De linker zijgevel heeft op de verdieping een gelijke gevelindeling. De begane grond heeft diverse dichtgemetselde vensters. In het achterste deel zijn vier tweedelige souterrainvensters en op de begane grond twee smalle en drie dubbele vensters met kruisramen geplaatst. Geheel links dubbele deuren.

De achtergevel heeft halverwege twee kleine vierruits vensters en bovenin drie kleine, tweedelige vensters, alle met houten kozijnen onder hanenkammen en met hardstenen onderdorpels.

Het interieur wordt gekenmerkt door golvende lambrizeringen en trappen van geaderd wit marmer, kersenhouten deuren en wanden en verchroomd hang- en sluitwerk. Qua vorm overheerst het golvend lijnenspel dat terug komt in de rondboogvormige deuren, gebogen traptreden en vide-openingen, afgeronde hoeken en in de speelse, stalen trapbalustrades. De glasdeuren hebben gegolfde raamomlijstingen. Op diverse plaatsen witte melkglazen lampen met afbeeldingen van vogeltjes en met krulmotieven omgeven sierlijk stucwerk met zeepaardmotieven. Vanaf de entree bieden vier dubbele glasdeuren toegang tot de foyer. De wanden van de foyer zijn betegeld met diagonaal geplaatste houten tegels tot aan de gestucte plafonds. Aan weerszijden van de grote zaal leiden gebogen marmeren trappen naar boven. De dubbele rondboogdeuren naar de zaal zijn voorzien van enkele marmeren treden, de hoeken van het stucwerk worden met houtwerk beschermd. Langs de zijwanden garderobes met ijzeren kapstokken en een stucplafond met vissen en zeemeerminnen. In de wanden zijn diverse nissen aangebracht waarin gipsen beelden staan. Bij de hoofdentree liggen marmeren vloerplaten, in het restaurant een parketvloer.
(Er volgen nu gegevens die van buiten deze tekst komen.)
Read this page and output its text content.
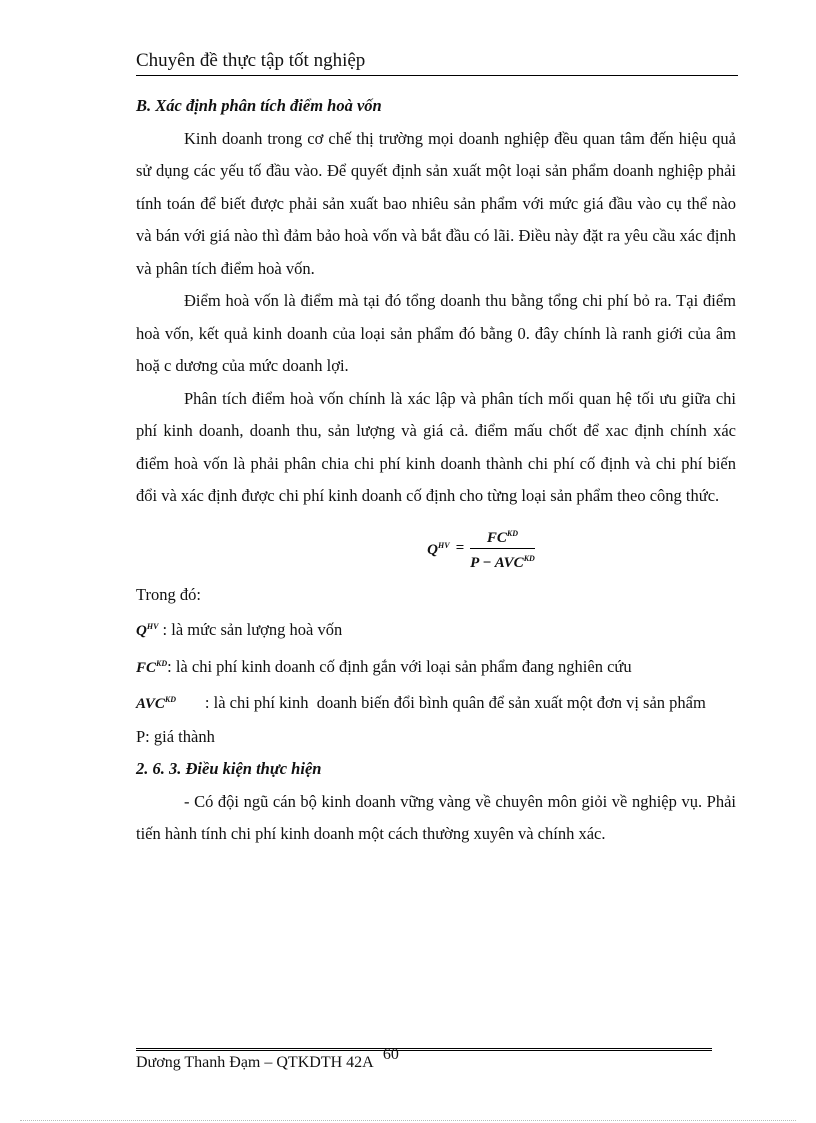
Chuyên đề thực tập tốt nghiệp

B. Xác định phân tích điểm hoà vốn

Kinh doanh trong cơ chế thị trường mọi doanh nghiệp đều quan tâm đến hiệu quả sử dụng các yếu tố đầu vào. Để quyết định sản xuất một loại sản phẩm doanh nghiệp phải tính toán để biết được phải sản xuất bao nhiêu sản phẩm với mức giá đầu vào cụ thể nào và bán với giá nào thì đảm bảo hoà vốn và bắt đầu có lãi. Điều này đặt ra yêu cầu xác định và phân tích điểm hoà vốn.

Điểm hoà vốn là điểm mà tại đó tổng doanh thu bằng tổng chi phí bỏ ra. Tại điểm hoà vốn, kết quả kinh doanh của loại sản phẩm đó bằng 0. đây chính là ranh giới của âm hoặ c dương của mức doanh lợi.

Phân tích điểm hoà vốn chính là xác lập và phân tích mối quan hệ tối ưu giữa chi phí kinh doanh, doanh thu, sản lượng và giá cả. điểm mấu chốt để xac định chính xác điểm hoà vốn là phải phân chia chi phí kinh doanh thành chi phí cố định và chi phí biến đổi và xác định được chi phí kinh doanh cố định cho từng loại sản phẩm theo công thức.

$Q^{HV} = \frac{FC^{KD}}{P - AVC^{KD}}$

Trong đó:

$Q^{HV}$ : là mức sản lượng hoà vốn

$FC^{KD}$: là chi phí kinh doanh cố định gắn với loại sản phẩm đang nghiên cứu

$AVC^{KD}$       : là chi phí kinh  doanh biến đổi bình quân để sản xuất một đơn vị sản phẩm

P: giá thành

2. 6. 3. Điều kiện thực hiện

- Có đội ngũ cán bộ kinh doanh vững vàng về chuyên môn giỏi về nghiệp vụ. Phải tiến hành tính chi phí kinh doanh một cách thường xuyên và chính xác.

Dương Thanh Đạm – QTKDTH 42A 60
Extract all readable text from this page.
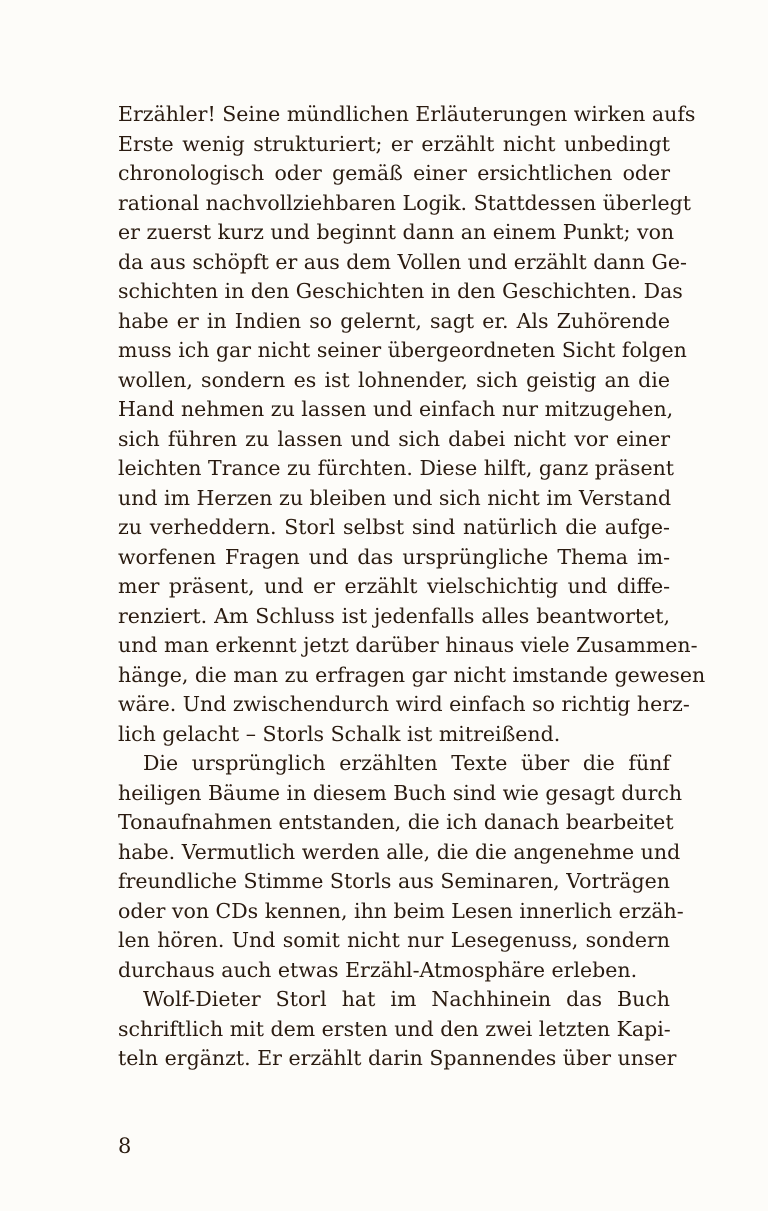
Erzähler! Seine mündlichen Erläuterungen wirken aufs
Erste wenig strukturiert; er erzählt nicht unbedingt
chronologisch oder gemäß einer ersichtlichen oder
rational nachvollziehbaren Logik. Stattdessen überlegt
er zuerst kurz und beginnt dann an einem Punkt; von
da aus schöpft er aus dem Vollen und erzählt dann Ge-
schichten in den Geschichten in den Geschichten. Das
habe er in Indien so gelernt, sagt er. Als Zuhörende
muss ich gar nicht seiner übergeordneten Sicht folgen
wollen, sondern es ist lohnender, sich geistig an die
Hand nehmen zu lassen und einfach nur mitzugehen,
sich führen zu lassen und sich dabei nicht vor einer
leichten Trance zu fürchten. Diese hilft, ganz präsent
und im Herzen zu bleiben und sich nicht im Verstand
zu verheddern. Storl selbst sind natürlich die aufge-
worfenen Fragen und das ursprüngliche Thema im-
mer präsent, und er erzählt vielschichtig und diffe-
renziert. Am Schluss ist jedenfalls alles beantwortet,
und man erkennt jetzt darüber hinaus viele Zusammen-
hänge, die man zu erfragen gar nicht imstande gewesen
wäre. Und zwischendurch wird einfach so richtig herz-
lich gelacht – Storls Schalk ist mitreißend.
Die ursprünglich erzählten Texte über die fünf
heiligen Bäume in diesem Buch sind wie gesagt durch
Tonaufnahmen entstanden, die ich danach bearbeitet
habe. Vermutlich werden alle, die die angenehme und
freundliche Stimme Storls aus Seminaren, Vorträgen
oder von CDs kennen, ihn beim Lesen innerlich erzäh-
len hören. Und somit nicht nur Lesegenuss, sondern
durchaus auch etwas Erzähl-Atmosphäre erleben.
Wolf-Dieter Storl hat im Nachhinein das Buch
schriftlich mit dem ersten und den zwei letzten Kapi-
teln ergänzt. Er erzählt darin Spannendes über unser
8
Op diverse plaatsen in de aanbouw heeft het stucplafond reliëfstukken met balletbenen, schelpmotieven en gemaskerde figuren omgeven met golvende, sliertige lijnen.

Het zaaloppervlak van de grote zaal loopt taps toe in de richting van het toneel. Aan weerszijden van het podium wit gepleisterde wanddelen met twee loges die zijn geplaatst op twee niveau's. De uitbollende logebalustrades zijn gedecoreerd met reliëfs van engeltjes, schapekoppen, schelpen en Venusfiguren. De zaalwanden hebben een mahoniehouten lambrizering met een golvende bovenrand. De bovenzijde is afgezet met een gedraaid koord. Langs alle wanden een koperen plint. De wanden zijn betegeld met poreuze, gebakken tegels die overhoeks zijn gezet met brede kraalvormige witte voegen. Zeven bij zeven tegels vormen een vierkant met op de hoeken witte gipstegels met reliëfornamenten.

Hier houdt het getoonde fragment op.